Wednesday, November 5, 2008

Thoughts of Helen Keller

Lately, I have the tendon to testify to it. Too many words popping off my keyboard, my keypad, texting, typing, clicking here, clicking there. What would happen if it all stopped? Would I suddenly be thrown into a world of silence? Cut off from the mainstream...friends, family?

What if you had no keyboard, or no phone even..no cell phone, that is? I think back to my first 2 days at my new job when I had no Internet access. I had no phone that synced with email, because I had no email. I had no office mate-I was alone, in a room, at a desk. And I went wild, absolutely wild!

Yet on the weekends, especially Saturday, silence is my solace. I wake up, I brew my joe, I read the newspaper..the REAL newspaper. I turn on television, and I may look for a movie to escape into while I wake up and unwind from a harried week at work. At work, I need to type, and communicate, all day long. There are emails, and schedules, and how to documents, and brochures, and budgets and grants. There are phone calls, and texts, and more emails. While all that is happening the office is a constant ebb and flow of administrative staff faxing and photocopying and shredding and sharpening. There is idle chatter and laughter; there is constant communication. I am there but I am not there...I am somewhere inside myself and with the help of my technology I am able to keep it all running smoothly, efficiently, for the most part, like a machine. But what happens when one thing stops working as it should?

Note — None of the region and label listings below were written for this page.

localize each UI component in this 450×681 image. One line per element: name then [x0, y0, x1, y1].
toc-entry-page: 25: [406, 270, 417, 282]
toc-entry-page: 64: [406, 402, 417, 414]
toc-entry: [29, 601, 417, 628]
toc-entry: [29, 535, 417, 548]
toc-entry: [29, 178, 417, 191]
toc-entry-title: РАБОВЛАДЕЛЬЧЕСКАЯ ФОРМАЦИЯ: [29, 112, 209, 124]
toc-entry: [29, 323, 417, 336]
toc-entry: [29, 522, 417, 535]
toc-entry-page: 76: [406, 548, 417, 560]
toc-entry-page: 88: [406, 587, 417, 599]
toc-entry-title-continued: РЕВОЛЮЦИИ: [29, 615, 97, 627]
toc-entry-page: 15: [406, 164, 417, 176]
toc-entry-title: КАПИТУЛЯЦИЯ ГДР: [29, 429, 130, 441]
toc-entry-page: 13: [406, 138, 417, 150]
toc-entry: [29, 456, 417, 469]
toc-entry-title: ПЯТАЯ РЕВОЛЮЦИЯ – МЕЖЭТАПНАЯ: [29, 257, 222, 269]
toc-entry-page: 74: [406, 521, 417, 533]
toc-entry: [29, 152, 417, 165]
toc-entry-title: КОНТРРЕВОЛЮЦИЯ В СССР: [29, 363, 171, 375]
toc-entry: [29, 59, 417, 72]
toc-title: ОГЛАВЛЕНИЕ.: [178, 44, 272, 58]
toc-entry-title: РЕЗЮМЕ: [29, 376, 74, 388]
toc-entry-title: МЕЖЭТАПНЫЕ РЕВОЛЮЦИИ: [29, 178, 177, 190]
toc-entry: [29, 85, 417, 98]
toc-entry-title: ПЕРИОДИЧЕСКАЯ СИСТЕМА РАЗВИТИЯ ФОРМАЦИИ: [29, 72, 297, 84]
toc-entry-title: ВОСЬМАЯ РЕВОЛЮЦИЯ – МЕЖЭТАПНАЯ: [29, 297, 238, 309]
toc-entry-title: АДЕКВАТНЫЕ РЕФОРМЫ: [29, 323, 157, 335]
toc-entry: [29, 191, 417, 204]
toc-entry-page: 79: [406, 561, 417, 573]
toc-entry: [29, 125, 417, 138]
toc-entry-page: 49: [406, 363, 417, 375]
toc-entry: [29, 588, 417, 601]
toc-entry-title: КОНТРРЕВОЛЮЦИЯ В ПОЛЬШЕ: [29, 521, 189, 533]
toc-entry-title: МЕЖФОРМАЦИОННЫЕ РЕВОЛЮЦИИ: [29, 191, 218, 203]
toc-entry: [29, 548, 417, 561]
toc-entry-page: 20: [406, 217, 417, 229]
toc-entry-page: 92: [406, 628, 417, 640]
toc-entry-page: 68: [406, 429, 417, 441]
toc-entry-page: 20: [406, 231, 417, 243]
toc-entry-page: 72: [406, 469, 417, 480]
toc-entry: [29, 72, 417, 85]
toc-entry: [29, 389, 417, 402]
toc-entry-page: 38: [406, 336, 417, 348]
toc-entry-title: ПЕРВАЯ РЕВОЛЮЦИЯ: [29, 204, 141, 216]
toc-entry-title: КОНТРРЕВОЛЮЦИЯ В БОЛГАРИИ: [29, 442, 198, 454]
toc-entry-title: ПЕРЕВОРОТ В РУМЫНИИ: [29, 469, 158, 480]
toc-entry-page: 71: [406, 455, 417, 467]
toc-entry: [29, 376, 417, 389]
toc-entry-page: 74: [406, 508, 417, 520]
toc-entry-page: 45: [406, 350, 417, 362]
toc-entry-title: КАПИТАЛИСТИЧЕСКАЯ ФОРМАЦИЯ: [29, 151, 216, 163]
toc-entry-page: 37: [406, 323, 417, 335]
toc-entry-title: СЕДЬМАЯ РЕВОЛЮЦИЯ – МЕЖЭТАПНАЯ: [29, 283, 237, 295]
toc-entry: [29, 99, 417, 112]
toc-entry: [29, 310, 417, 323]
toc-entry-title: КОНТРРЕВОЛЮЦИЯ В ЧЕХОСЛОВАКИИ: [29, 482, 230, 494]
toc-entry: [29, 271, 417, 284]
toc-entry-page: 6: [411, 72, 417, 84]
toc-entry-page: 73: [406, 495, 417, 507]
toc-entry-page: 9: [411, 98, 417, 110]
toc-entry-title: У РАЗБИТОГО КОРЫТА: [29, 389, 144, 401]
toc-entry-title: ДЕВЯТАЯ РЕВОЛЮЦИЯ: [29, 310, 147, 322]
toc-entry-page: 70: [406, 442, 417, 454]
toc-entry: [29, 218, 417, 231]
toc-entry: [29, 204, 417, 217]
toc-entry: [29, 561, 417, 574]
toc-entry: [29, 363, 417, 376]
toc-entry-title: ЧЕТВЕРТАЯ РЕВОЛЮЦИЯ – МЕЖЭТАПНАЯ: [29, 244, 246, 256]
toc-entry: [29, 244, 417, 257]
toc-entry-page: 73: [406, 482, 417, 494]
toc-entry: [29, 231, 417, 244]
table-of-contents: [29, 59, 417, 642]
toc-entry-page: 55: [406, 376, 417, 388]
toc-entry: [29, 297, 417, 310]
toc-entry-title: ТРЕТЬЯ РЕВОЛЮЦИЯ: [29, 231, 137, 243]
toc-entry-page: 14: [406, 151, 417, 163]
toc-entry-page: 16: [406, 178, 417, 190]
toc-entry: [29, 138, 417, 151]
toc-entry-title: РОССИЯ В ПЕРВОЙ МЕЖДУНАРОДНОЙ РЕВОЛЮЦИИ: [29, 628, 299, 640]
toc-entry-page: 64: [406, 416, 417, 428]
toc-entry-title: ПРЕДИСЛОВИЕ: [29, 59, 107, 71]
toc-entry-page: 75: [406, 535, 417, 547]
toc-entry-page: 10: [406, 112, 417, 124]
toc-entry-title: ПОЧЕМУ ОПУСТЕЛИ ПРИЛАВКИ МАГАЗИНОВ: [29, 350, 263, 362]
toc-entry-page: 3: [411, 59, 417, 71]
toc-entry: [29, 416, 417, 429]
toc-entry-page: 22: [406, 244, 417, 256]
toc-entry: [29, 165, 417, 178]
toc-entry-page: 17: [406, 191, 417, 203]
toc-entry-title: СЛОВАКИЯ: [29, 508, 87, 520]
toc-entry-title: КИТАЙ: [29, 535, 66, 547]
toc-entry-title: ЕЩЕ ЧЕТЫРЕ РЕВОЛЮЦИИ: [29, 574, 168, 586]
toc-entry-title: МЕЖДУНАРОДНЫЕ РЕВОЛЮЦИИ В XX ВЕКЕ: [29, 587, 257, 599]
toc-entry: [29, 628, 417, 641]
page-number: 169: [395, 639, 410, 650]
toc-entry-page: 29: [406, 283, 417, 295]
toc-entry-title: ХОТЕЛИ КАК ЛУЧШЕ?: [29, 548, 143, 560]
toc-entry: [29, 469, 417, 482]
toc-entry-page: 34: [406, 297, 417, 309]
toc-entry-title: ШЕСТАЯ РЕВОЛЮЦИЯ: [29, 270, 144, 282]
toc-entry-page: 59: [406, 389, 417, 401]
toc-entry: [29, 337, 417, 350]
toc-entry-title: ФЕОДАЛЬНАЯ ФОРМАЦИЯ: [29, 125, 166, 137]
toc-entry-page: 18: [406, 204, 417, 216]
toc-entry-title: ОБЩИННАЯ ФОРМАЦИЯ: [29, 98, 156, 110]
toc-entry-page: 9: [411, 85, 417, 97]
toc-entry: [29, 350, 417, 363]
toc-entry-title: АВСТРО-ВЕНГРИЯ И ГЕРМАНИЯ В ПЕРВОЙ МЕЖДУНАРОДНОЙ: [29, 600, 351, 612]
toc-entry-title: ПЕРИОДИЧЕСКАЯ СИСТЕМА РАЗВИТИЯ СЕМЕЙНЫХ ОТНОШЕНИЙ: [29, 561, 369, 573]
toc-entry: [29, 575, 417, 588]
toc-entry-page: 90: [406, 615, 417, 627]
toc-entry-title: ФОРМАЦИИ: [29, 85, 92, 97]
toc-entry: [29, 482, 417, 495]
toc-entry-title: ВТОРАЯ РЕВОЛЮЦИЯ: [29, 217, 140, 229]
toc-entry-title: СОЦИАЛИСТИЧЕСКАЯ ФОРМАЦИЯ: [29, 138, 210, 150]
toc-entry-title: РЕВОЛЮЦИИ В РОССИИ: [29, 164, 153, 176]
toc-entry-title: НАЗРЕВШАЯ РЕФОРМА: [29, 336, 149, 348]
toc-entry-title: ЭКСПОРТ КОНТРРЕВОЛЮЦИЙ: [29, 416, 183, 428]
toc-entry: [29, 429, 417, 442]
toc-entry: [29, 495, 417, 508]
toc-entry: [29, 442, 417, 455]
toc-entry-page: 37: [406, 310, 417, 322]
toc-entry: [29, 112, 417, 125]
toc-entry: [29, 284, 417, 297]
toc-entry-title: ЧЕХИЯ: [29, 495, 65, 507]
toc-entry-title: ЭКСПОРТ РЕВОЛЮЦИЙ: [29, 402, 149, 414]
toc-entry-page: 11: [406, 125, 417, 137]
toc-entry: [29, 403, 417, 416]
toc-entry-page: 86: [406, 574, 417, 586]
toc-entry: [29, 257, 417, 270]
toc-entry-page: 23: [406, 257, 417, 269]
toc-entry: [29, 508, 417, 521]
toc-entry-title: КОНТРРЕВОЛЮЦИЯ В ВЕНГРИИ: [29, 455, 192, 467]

All communication can break down. The efficiency with which all the parts of the machine operate is not miraculous, but it works. When something stops, you might as well pack it up and go home. How does work get done? If there is no ability to communicate electronically, there is a paralysis of the system. Just as any machine requires the system to be in fine working order, so does work. When one piece of the system stops...soon, other parts can no longer function as they should.

We have become so dependent on a system driven by bits of data traveling through pipes and tubes, a system that is central to our ability to communicate effectively..even beyond the walls of the workplace I wonder if we are losing our ability to reach out and communicate with real people, face to face? Every now and then I get this sinking feeling that perhaps this is truly where we are heading. In one sense it is insanely simple to reach out and communicate electronically with people you have not seen for months or years, even. But on the other hand, doesn't it lend a false sense of connectedness when you can send mass emails to dozens of friends, or leave electronic notes on a friend's wall? When what is really happening is you are sitting somewhere, with your machine and your keys, fingers flying and clicking, by yourself, in silence. And when you sign off or hit send or submit or save; and when you shut down or close the lid and go into hibernation, you are as you were.

There is no real communication without a face, without human interaction. There are messages, relayed. Communication requires someone to listen and someone to respond, if only with a look or a sign. How do you sign electronically? It is time to step away from the keyboard out of the darkness. It is time to go live. How do you want to communicate?